Je pense qu’il y a aussi une réflexion à avoir sur la justice telle que nous la connaissons aujourd’hui dans nos sociétés : cet adolescent sait qu’il n’aura jamais de justice pour son chien, s’il ne va pas la chercher lui-même. Et c’est justement la faillite totale du système tunisien, qui rend la cavale de ce personnage si jubilatoire.
Le caractère social de ce roman est crucial. Diriez-vous que la révolution de 2011 se fait sentir dans la littérature tunisienne d’aujourd’hui ?
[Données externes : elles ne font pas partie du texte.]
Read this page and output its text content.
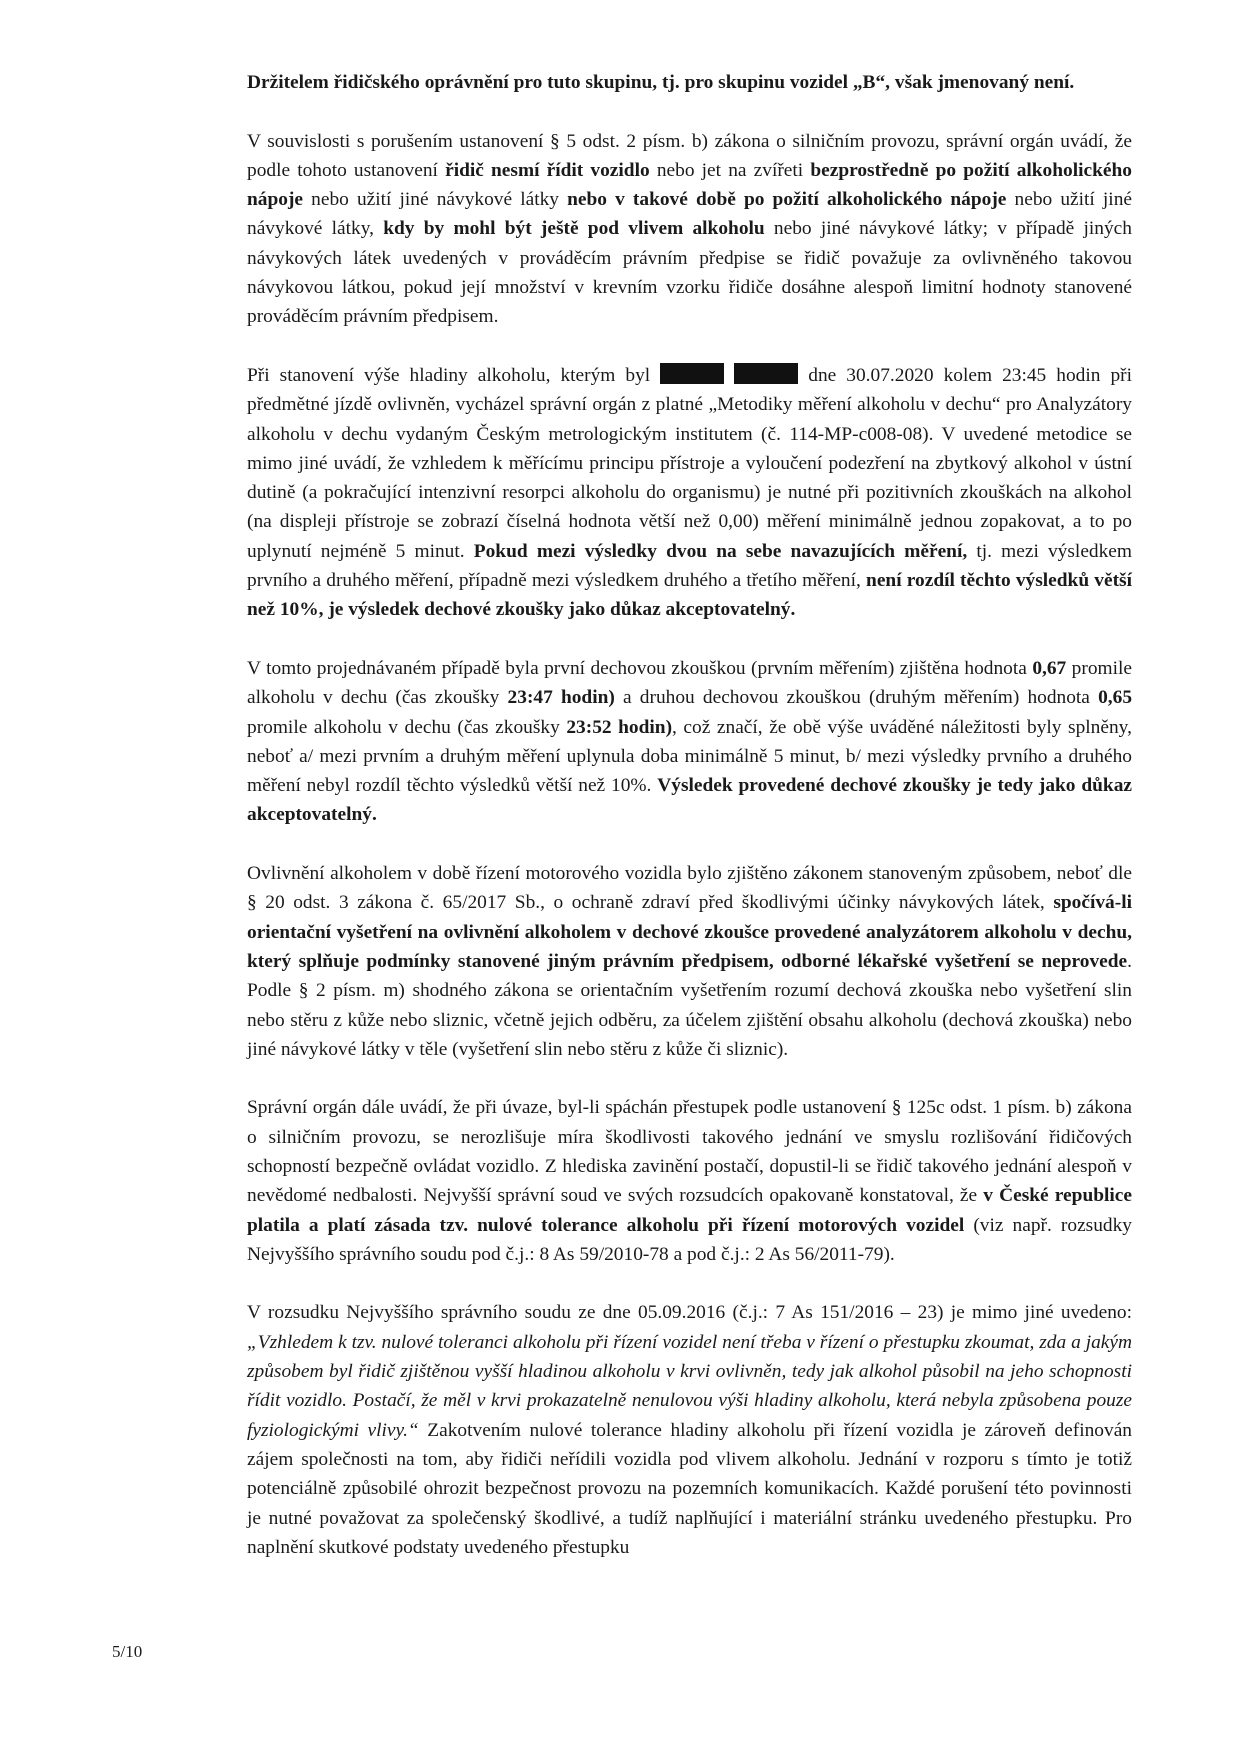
Držitelem řidičského oprávnění pro tuto skupinu, tj. pro skupinu vozidel „B“, však jmenovaný není.

V souvislosti s porušením ustanovení § 5 odst. 2 písm. b) zákona o silničním provozu, správní orgán uvádí, že podle tohoto ustanovení řidič nesmí řídit vozidlo nebo jet na zvířeti bezprostředně po požití alkoholického nápoje nebo užití jiné návykové látky nebo v takové době po požití alkoholického nápoje nebo užití jiné návykové látky, kdy by mohl být ještě pod vlivem alkoholu nebo jiné návykové látky; v případě jiných návykových látek uvedených v prováděcím právním předpise se řidič považuje za ovlivněného takovou návykovou látkou, pokud její množství v krevním vzorku řidiče dosáhne alespoň limitní hodnoty stanovené prováděcím právním předpisem.

Při stanovení výše hladiny alkoholu, kterým byl	dne 30.07.2020 kolem 23:45 hodin při předmětné jízdě ovlivněn, vycházel správní orgán z platné „Metodiky měření alkoholu v dechu“ pro Analyzátory alkoholu v dechu vydaným Českým metrologickým institutem (č. 114-MP-c008-08). V uvedené metodice se mimo jiné uvádí, že vzhledem k měřícímu principu přístroje a vyloučení podezření na zbytkový alkohol v ústní dutině (a pokračující intenzivní resorpci alkoholu do organismu) je nutné při pozitivních zkouškách na alkohol (na displeji přístroje se zobrazí číselná hodnota větší než 0,00) měření minimálně jednou zopakovat, a to po uplynutí nejméně 5 minut. Pokud mezi výsledky dvou na sebe navazujících měření, tj. mezi výsledkem prvního a druhého měření, případně mezi výsledkem druhého a třetího měření, není rozdíl těchto výsledků větší než 10%, je výsledek dechové zkoušky jako důkaz akceptovatelný.

V tomto projednávaném případě byla první dechovou zkouškou (prvním měřením) zjištěna hodnota 0,67 promile alkoholu v dechu (čas zkoušky 23:47 hodin) a druhou dechovou zkouškou (druhým měřením) hodnota 0,65 promile alkoholu v dechu (čas zkoušky 23:52 hodin), což značí, že obě výše uváděné náležitosti byly splněny, neboť a/ mezi prvním a druhým měření uplynula doba minimálně 5 minut, b/ mezi výsledky prvního a druhého měření nebyl rozdíl těchto výsledků větší než 10%. Výsledek provedené dechové zkoušky je tedy jako důkaz akceptovatelný.

Ovlivnění alkoholem v době řízení motorového vozidla bylo zjištěno zákonem stanoveným způsobem, neboť dle § 20 odst. 3 zákona č. 65/2017 Sb., o ochraně zdraví před škodlivými účinky návykových látek, spočívá-li orientační vyšetření na ovlivnění alkoholem v dechové zkoušce provedené analyzátorem alkoholu v dechu, který splňuje podmínky stanovené jiným právním předpisem, odborné lékařské vyšetření se neprovede. Podle § 2 písm. m) shodného zákona se orientačním vyšetřením rozumí dechová zkouška nebo vyšetření slin nebo stěru z kůže nebo sliznic, včetně jejich odběru, za účelem zjištění obsahu alkoholu (dechová zkouška) nebo jiné návykové látky v těle (vyšetření slin nebo stěru z kůže či sliznic).

Správní orgán dále uvádí, že při úvaze, byl-li spáchán přestupek podle ustanovení § 125c odst. 1 písm. b) zákona o silničním provozu, se nerozlišuje míra škodlivosti takového jednání ve smyslu rozlišování řidičových schopností bezpečně ovládat vozidlo. Z hlediska zavinění postačí, dopustil-li se řidič takového jednání alespoň v nevědomé nedbalosti. Nejvyšší správní soud ve svých rozsudcích opakovaně konstatoval, že v České republice platila a platí zásada tzv. nulové tolerance alkoholu při řízení motorových vozidel (viz např. rozsudky Nejvyššího správního soudu pod č.j.: 8 As 59/2010-78 a pod č.j.: 2 As 56/2011-79).

V rozsudku Nejvyššího správního soudu ze dne 05.09.2016 (č.j.: 7 As 151/2016 – 23) je mimo jiné uvedeno: „Vzhledem k tzv. nulové toleranci alkoholu při řízení vozidel není třeba v řízení o přestupku zkoumat, zda a jakým způsobem byl řidič zjištěnou vyšší hladinou alkoholu v krvi ovlivněn, tedy jak alkohol působil na jeho schopnosti řídit vozidlo. Postačí, že měl v krvi prokazatelně nenulovou výši hladiny alkoholu, která nebyla způsobena pouze fyziologickými vlivy.“ Zakotvením nulové tolerance hladiny alkoholu při řízení vozidla je zároveň definován zájem společnosti na tom, aby řidiči neřídili vozidla pod vlivem alkoholu. Jednání v rozporu s tímto je totiž potenciálně způsobilé ohrozit bezpečnost provozu na pozemních komunikacích. Každé porušení této povinnosti je nutné považovat za společenský škodlivé, a tudíž naplňující i materiální stránku uvedeného přestupku. Pro naplnění skutkové podstaty uvedeného přestupku

5/10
Il faut dire qu’on a beaucoup plus d’essayistes que de romanciers en Tunisie, même s’il y a des romans qui peignent cette partie de notre histoire. J’espère qu’il y en aura plus. Les romans savent raconter une humanité qui se joue. En une dizaine d’années, nous avons eu dix gouvernements, six présidents, plus de cinquante partis politiques, des attentats, des assassinats, une inflation qui n’a cessé de grimper…
Il est très difficile de contenir tout ça. On a la tête dans le guidon, et certains n’ont même pas le temps de se demander : “Pourquoi en est-on arrivé là ?”. Je pense que c’est là que la littérature intervient: elle offre une lecture, qui n’est pas forcément celle de la vérité, mais qui implique une distance qui est nécessaire par rapport à tous ces événements. Elle ouvre la brèche de la critique, qui est absolument indispensable.
Quelle est la Tunisie dont rêve votre protagoniste ?
Pendant longtemps, nous avons vécu avec le mythe selon lequel la Tunisie n’avait pas de ressources naturelles, mais qu’elle avait une jeunesse exceptionnelle. Pendant cette même période, les moins de 25 ans représentaient la moitié de la population. On nous a dit que la richesse de notre pays était sa jeunesse, mais on s’est rendu compte que l’on n’a jamais offert aux jeunes la possibilité d’incarner cette richesse.
Mon personnage rêve d’une Tunisie qui tend la main aux jeunes, prenant le temps de faire une vraie révolution. Une Tunisie qui comprend que l’enfant n’est pas juste un mammifère à nourrir. Les jeunes sont en train de sombrer.
Beaucoup sont partis se battre en Syrie, d’autres encore aujourd’hui traversent la mer parce qu’ils pensent qu’ils n’ont rien à perdre. Cet adolescent rêve qu’on s’occupe de lui. Il rêve d’une Tunisie tendre, qui sait aimer les siens.
Derrière cette fresque sinistre, peut-on se permettre de voir de l’espoir dans ce roman et dans l’avenir de cette jeunesse tunisienne ?
Je pense que oui. Cette jeunesse est un fleuve, et tôt ou tard, elle finira par l’emporter. Quant à cet adolescent, même s’il est condamné par tout un système, il ne se laisse pas faire, et c’est déjà quelque chose. Il est enragé, car il cherche de la justice, de la tendresse et de la solidarité. C’est son combat.
Dans sa douleur et sa colère, il sait faire preuve de sarcasme. Il fait rire par moment, mais c’est un rire vital et nerveux, caractéristique des peuples les plus oppressés.
Pendant l’ère Ben Ali, les Tunisiens rivalisaient de créativité pour inventer la blague la plus tordante de rire sur l’ancien président et sa famille. Et quand on réussit à faire preuve d’ironie, quand on réussit à rire, c’est qu’on est encore en vie.